事業で確定申告する場合には、白色申告、青色申告10万円控除、青色申告65万円控除のいずれであっても、形は違えど帳簿の作成が義務付けられています。
それをもとに決算書を作成して、7年間保存する必要があります。
その帳簿が、本当にあるのか、確認してみてください。

帳簿とは
帳簿とは、どのような取引があったかを、ひとつひとつまとめたものであり、主に以下のようなことを記載します。
・いつ
・だれと
・いくら
・どのような内容
・消費税の課税区分(原則課税の場合)
白色申告や青色申告の10万円控除の場合で決算書を作成する際に、レシートを勘定科目ごとに電卓を叩いて、合計を記載するだけで終わらせているケースが結構あると思いますが、NGです。
本来は、勘定科目別に帳簿を作成して、その帳簿の合計額を決算書に転記するのが正しい姿です(+レシートの保管)。
青色申告の65万円控除の場合には、会計ソフトを使えば、集計とともに帳簿も作成できますが、こちらも注意が必要です。
摘要書き、つまりどのような内容の取引であったかを記載していないケースがあります。数字しかない帳簿は、内容把握ができないので、帳簿としては不十分です。
実際、そのような入力であっても数字さえ完成してしまえば問題なく提出できてしまうだけに、いざという時(税務調査ですが)に問題になってしまいます。
記帳代行
本来帳簿の作成は納税者自身で行うものですが、それを記帳代行という形で外部(主に税理士事務所)に依頼している方も多いかと思います。
ところで、記帳代行とはなにか。
帳簿に記載することが記帳で、本来納税者自身が変わりに作成するものを、外部の方が代わりに代行するのが、記帳代行です。
つまり、記帳代行をお願いしているのであれば、申告書や決算書以外にも、帳簿が出来上がって来るはずです。

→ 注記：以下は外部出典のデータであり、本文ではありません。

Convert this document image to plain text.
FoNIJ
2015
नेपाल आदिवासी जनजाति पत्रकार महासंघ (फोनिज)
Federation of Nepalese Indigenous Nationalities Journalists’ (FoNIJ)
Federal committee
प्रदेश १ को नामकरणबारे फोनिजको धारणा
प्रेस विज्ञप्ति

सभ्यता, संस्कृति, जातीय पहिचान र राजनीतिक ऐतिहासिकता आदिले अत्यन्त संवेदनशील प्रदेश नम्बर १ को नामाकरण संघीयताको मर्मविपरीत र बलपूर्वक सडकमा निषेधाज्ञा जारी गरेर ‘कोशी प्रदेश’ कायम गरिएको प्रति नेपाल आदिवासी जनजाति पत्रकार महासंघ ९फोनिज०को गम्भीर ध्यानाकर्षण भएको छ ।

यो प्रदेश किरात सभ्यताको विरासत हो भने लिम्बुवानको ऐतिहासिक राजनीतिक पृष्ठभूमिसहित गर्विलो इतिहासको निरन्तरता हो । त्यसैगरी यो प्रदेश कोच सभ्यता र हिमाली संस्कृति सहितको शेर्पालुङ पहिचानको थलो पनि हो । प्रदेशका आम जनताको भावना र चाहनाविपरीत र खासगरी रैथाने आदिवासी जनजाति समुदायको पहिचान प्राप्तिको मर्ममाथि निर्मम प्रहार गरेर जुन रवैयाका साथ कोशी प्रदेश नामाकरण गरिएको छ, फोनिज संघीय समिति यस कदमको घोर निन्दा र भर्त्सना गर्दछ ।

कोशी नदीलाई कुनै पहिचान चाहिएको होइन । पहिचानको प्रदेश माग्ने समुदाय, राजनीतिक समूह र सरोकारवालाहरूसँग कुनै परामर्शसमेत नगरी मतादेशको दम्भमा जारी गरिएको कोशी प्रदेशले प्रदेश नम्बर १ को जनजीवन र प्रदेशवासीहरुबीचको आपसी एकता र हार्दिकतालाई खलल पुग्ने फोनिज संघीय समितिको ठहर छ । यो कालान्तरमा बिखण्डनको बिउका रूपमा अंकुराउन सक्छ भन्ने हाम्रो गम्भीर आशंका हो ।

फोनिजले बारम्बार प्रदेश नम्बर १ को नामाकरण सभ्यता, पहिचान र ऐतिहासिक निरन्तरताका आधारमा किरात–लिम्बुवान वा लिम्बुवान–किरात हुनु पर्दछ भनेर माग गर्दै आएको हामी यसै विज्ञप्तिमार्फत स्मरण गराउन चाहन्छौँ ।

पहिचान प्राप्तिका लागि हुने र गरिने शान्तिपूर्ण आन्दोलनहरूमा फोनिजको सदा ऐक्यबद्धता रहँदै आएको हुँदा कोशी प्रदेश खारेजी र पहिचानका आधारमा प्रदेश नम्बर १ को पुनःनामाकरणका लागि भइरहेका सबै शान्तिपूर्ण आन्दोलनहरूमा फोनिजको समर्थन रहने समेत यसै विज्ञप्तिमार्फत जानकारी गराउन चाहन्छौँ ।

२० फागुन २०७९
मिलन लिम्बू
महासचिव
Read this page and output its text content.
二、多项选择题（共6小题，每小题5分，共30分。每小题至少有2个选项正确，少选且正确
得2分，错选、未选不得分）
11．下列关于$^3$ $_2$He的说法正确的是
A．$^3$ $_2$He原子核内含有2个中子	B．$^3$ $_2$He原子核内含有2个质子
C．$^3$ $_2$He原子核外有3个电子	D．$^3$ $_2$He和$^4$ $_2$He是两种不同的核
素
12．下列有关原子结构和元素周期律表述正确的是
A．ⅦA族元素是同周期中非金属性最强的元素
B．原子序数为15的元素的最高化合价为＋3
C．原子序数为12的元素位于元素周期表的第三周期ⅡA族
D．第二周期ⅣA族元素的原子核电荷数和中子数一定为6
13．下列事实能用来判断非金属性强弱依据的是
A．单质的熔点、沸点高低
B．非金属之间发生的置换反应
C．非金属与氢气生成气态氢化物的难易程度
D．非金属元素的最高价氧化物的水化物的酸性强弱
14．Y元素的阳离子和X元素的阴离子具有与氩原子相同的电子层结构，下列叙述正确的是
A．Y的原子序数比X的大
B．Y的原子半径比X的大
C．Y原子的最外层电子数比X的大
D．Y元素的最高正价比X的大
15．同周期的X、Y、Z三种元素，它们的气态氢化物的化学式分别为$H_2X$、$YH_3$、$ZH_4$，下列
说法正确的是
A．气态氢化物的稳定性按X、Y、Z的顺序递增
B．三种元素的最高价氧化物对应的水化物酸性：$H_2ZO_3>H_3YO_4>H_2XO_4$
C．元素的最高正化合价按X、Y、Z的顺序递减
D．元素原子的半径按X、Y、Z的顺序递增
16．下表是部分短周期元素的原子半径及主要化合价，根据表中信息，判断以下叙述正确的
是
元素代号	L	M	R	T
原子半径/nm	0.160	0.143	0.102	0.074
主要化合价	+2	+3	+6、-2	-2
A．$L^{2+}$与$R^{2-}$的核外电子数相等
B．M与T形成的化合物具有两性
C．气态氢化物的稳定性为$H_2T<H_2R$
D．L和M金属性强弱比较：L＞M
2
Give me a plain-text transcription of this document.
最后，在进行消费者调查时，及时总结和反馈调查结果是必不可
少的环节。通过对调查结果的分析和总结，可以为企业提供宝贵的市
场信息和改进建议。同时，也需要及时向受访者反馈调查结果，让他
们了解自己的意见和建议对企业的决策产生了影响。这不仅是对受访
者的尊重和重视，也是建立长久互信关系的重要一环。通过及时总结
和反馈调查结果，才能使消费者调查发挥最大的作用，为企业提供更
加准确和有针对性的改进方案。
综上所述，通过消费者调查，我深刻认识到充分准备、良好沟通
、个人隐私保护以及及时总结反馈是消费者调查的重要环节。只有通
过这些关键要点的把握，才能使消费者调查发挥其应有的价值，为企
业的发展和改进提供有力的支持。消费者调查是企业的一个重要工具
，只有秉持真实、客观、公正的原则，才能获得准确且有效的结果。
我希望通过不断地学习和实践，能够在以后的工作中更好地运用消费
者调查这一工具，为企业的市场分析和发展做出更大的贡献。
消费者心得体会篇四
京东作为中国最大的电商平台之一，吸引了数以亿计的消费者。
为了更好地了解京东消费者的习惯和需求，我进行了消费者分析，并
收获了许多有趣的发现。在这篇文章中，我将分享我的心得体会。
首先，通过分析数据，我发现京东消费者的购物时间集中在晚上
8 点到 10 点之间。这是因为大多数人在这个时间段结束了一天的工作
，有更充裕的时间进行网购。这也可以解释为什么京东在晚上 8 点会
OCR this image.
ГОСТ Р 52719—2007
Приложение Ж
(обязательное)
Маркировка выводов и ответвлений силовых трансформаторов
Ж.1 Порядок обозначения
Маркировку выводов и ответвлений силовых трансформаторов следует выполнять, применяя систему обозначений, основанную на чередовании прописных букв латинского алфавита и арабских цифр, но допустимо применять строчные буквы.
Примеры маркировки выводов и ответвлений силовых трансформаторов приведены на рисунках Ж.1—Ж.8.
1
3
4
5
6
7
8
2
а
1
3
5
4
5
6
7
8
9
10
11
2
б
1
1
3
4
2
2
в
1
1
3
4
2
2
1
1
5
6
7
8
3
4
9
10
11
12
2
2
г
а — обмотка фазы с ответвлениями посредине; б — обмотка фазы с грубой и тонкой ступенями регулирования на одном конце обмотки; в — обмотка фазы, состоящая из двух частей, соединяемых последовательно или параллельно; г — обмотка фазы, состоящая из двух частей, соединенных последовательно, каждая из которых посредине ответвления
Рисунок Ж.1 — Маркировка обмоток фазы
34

申告が終わった時点で、申告書(決算書も含む)とともに、帳簿が納品されるのが通常です(データか紙かどうかは問いません)。
申告書や納税額に目が行きがちですが、帳簿についても必ず確認しておきましょう。
税理士に依頼していれば大丈夫?
そういったこともあり、外部に記帳代行という形を取っていれば、帳簿作成で悩むことがないはずです。
ところが、現実に目を向けると帳簿を受け取っていないというケースが結構多いように思います。
実際に、この帳簿を使用するのは、9割以上が税務調査の時だけなので、本人にお渡しせず、税理士が保有している方も一定数います。
これは、税理士を変更するケースもあるのであまり好ましくありません。税理士にも、万が一ということもあるからです。それが理由に帳簿がないというのは認められません。
さらに問題なのは、税理士に依頼しているにも関わらず、帳簿そのものが作成されていないことも、ごくまれにあります。
これで65万円控除を受けていた場合で、税務調査で指摘されれば、65万円控除はなしになって、追加納税は避けられません。
もちろん、こういったことをする税理士に問題があります。とはいえ、これを回避するには、申告書だけでなく、毎年きちんと帳簿も受け取ることです。
不安に感じるようでしたら、一度確認してみてください(もちろん、そうでない方のほうがほとんどです)。
<昨日の出来事>
午前に相続税の電子申告、控えの製本。
午後は別の相続のチェック、ランニング17km。